Reflecting on the barriers to getting help for Michelle, Sam highlights “…a lack of understanding of what developmental trauma looks like, a lack of understanding that my husband and I lived in an abusive relationship with our teenager. My husband was told by multiple people ‘buck-up, why are you letting your little girl beat you up?’. He’s not letting her beat him up, he’s preventing her from attacking me.”
Sam has also been struck by the lack of coordination with social services. She further reports, “…there was a lot of time where people seemed to only say ‘it’s not my problem, it’s not my responsibility, I’m not accountable for doing this’. I asked multiple people ‘who’s in charge, who’s responsible, what ministry, what organization, what person is accountable for keeping my child safe from herself?’ and no one could say.
No one was willing to raise their hand, to say I can help you with that.”
As an adoptive parent, Sam faced additional hurt and perceived blame, and harmful lack of understanding from professionals when seeking help for her daughter. “We were told multiple times by crisis workers, ‘well why don’t you give her back?’ ‘She’s not your real kid’. Or from the police, ’why don’t you just return her”.
Over time, the family developed a team that includes case management, behavior support, social work, and a group home team. They have worked with both the youth and adult justice systems, including mental health diversion programs such as the Developmental Services Ontario dual diagnosis diversion program. According to Sam, they are “cautiously optimistic that we are “good right now”.
Michelle currently is the only resident in a house that is staff ed 24/7. Sam states that “it took a lot of advocacy, a lot of me yelling when my voice wasn’t being heard”.
“I need them to listen to me because I am the expert in my daughter. I have read all of her reports, but I also have that lived experience with her, and I’m going to tell you that this is what works, and these are things that have not worked in the past. So before you introduce another sticker chart, let me tell you about the 17 sticker charts that we have done in the past.”
“There’s the justice system, and then there’s police, and they have different information there. And then there’s the hospital outpatient versus the ER versus the family doctors and they don’t communicate. Social services, they don’t communicate, and no one’s communicating with all of those groups.”
In her experience, parents are not being treated as partners in the process.
“I need them to listen to me because I am the expert in my daughter. I have read all of her reports, but I also have that lived experience with her, and I’m going to tell you that this is what works, and these are things that have not worked in the past. So before you introduce another sticker chart, let me tell you about the 17 sticker charts that we have done in the past.”

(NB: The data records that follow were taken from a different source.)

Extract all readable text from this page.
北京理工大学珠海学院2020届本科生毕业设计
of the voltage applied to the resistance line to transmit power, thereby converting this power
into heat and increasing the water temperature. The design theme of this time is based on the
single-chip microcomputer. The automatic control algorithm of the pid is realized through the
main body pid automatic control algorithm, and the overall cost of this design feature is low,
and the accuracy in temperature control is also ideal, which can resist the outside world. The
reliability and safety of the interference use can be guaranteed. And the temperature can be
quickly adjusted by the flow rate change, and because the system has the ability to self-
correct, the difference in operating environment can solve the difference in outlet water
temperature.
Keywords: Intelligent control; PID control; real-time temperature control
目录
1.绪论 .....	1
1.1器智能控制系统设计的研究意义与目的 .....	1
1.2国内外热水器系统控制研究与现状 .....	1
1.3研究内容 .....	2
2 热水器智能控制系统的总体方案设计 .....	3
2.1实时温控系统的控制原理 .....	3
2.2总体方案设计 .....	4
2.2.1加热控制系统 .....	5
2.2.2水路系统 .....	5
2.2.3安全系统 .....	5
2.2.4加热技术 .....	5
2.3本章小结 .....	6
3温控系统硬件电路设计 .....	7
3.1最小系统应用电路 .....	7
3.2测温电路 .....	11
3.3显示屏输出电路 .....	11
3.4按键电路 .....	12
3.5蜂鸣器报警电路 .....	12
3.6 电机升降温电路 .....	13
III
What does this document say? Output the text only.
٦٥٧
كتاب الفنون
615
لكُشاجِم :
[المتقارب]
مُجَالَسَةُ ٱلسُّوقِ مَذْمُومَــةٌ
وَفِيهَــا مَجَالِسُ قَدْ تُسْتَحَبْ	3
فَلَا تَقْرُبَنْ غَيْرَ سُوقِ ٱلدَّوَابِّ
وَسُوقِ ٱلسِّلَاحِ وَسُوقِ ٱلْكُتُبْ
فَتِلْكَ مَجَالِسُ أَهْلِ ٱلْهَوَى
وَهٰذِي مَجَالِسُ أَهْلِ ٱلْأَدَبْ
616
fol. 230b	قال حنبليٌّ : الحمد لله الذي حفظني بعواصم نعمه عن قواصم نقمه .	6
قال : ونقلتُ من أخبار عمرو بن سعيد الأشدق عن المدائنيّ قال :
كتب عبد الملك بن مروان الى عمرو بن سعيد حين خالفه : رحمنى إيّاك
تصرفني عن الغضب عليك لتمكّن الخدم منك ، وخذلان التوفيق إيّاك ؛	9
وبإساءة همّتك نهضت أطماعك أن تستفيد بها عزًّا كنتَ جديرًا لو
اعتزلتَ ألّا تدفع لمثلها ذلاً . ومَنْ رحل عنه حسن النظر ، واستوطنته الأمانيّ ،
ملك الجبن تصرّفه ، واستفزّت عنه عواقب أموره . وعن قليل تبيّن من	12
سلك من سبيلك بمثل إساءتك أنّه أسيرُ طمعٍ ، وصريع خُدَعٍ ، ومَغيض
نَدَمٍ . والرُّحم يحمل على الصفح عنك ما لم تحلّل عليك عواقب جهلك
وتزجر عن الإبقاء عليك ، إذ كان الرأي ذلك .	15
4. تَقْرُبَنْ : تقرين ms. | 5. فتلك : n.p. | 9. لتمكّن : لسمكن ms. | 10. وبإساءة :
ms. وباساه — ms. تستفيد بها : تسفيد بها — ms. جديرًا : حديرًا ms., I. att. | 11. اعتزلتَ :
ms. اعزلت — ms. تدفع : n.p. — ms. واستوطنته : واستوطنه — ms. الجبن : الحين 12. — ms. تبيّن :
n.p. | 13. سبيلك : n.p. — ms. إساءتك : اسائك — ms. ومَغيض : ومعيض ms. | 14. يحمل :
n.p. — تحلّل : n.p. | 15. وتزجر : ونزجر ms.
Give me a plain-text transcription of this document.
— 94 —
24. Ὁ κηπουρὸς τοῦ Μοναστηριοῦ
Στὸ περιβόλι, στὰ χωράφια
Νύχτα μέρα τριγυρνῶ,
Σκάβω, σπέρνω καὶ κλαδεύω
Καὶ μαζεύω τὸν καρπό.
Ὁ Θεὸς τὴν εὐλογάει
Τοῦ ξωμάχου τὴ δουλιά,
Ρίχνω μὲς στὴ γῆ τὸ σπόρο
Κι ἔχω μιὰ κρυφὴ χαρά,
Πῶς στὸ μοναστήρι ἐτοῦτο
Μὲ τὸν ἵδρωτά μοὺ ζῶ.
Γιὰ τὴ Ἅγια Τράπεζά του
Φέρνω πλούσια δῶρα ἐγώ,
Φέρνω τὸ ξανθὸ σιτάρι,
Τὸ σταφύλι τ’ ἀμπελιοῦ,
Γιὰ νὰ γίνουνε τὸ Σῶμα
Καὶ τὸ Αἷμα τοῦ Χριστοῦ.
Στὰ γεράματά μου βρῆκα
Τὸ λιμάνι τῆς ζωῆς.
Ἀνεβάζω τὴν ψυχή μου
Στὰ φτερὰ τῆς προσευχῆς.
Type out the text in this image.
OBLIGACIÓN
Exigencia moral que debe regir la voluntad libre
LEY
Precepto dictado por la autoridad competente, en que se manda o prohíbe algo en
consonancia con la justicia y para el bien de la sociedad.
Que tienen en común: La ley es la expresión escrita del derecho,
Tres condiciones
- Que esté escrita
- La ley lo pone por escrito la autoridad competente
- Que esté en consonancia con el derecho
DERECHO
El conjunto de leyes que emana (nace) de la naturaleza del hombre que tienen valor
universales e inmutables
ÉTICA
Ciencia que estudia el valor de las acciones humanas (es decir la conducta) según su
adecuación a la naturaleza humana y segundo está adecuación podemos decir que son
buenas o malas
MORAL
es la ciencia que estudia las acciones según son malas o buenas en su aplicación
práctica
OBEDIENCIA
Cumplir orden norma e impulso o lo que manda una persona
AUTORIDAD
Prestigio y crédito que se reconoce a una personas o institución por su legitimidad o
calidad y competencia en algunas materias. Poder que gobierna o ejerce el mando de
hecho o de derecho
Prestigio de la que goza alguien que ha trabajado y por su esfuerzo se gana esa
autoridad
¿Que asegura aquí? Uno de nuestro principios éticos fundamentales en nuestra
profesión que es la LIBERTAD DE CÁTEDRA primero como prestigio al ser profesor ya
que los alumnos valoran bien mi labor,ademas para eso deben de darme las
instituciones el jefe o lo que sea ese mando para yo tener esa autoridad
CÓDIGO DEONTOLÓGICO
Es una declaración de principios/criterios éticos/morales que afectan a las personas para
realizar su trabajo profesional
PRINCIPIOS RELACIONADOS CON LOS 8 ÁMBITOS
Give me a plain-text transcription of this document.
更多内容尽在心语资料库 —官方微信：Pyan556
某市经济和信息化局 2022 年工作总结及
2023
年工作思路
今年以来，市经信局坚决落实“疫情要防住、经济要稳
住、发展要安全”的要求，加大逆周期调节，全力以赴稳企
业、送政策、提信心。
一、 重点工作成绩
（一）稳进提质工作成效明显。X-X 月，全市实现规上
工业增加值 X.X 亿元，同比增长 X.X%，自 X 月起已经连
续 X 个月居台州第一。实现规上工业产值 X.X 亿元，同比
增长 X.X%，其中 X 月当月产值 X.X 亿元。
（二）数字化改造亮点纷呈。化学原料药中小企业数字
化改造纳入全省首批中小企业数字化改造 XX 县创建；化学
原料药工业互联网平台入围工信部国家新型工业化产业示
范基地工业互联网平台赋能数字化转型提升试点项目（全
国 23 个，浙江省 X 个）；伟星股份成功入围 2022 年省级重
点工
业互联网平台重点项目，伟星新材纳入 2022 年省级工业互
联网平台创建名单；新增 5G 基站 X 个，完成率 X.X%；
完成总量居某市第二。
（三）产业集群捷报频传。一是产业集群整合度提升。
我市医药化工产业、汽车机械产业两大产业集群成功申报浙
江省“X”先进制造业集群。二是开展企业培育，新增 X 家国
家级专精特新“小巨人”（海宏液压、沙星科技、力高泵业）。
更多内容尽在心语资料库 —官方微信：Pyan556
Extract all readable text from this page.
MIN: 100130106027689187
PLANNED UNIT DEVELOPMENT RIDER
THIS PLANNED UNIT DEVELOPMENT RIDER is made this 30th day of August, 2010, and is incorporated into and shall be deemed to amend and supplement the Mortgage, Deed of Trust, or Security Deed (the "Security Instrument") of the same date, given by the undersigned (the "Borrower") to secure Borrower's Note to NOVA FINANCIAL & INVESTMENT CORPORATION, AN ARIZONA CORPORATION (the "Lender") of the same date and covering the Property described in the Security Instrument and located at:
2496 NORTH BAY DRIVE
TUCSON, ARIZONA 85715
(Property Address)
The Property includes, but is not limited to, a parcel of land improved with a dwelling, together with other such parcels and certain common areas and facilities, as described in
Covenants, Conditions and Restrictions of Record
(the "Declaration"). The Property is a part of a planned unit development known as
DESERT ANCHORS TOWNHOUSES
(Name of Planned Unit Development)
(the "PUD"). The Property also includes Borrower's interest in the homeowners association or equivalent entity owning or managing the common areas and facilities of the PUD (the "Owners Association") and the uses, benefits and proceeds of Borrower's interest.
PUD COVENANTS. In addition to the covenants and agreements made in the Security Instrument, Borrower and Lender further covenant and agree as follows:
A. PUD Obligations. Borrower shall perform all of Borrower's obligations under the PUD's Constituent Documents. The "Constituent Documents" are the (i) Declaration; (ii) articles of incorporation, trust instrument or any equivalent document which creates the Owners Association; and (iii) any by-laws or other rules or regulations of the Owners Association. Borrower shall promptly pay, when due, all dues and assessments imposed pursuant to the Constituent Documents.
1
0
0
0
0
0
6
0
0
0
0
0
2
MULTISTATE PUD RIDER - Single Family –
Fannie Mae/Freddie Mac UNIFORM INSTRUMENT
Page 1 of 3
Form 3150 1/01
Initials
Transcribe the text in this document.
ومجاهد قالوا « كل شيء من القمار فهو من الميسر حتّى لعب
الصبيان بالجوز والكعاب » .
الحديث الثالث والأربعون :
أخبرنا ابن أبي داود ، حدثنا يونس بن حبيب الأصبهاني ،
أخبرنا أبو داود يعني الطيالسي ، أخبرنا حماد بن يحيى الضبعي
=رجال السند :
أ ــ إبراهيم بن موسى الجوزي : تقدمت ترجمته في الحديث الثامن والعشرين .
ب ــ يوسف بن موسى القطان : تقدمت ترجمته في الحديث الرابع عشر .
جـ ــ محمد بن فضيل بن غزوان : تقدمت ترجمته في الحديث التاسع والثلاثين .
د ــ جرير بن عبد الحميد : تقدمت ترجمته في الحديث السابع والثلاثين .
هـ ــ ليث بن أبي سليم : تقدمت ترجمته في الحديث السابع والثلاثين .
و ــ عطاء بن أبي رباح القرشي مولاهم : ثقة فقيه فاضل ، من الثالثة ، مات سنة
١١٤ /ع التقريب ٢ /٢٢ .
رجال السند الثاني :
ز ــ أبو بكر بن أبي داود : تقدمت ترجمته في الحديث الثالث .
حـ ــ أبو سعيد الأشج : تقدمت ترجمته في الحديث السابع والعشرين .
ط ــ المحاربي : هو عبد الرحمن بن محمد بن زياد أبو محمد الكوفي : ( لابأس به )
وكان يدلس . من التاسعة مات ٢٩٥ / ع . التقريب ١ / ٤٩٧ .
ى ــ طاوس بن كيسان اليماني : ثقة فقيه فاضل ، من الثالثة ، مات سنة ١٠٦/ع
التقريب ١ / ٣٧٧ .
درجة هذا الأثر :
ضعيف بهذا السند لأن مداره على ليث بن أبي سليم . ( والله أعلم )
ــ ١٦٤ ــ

Once the professionals involved in Michelle’s care acknowledged and appreciated that her parents were very informed in how to best keep their daughter stable, things improved. Sam was able to give context that helped the team narrow in on what might work and what would not work. “We are non-traditional caregivers. I am her mom, but I have not consistently shared a postal code with her since January 2016”.
“When we first adopted, we committed to help her be the happiest and healthiest and safest and the most successful Michelle that she can and wants to be. And we have done that, it’s just she lives in a different part of the province than us”.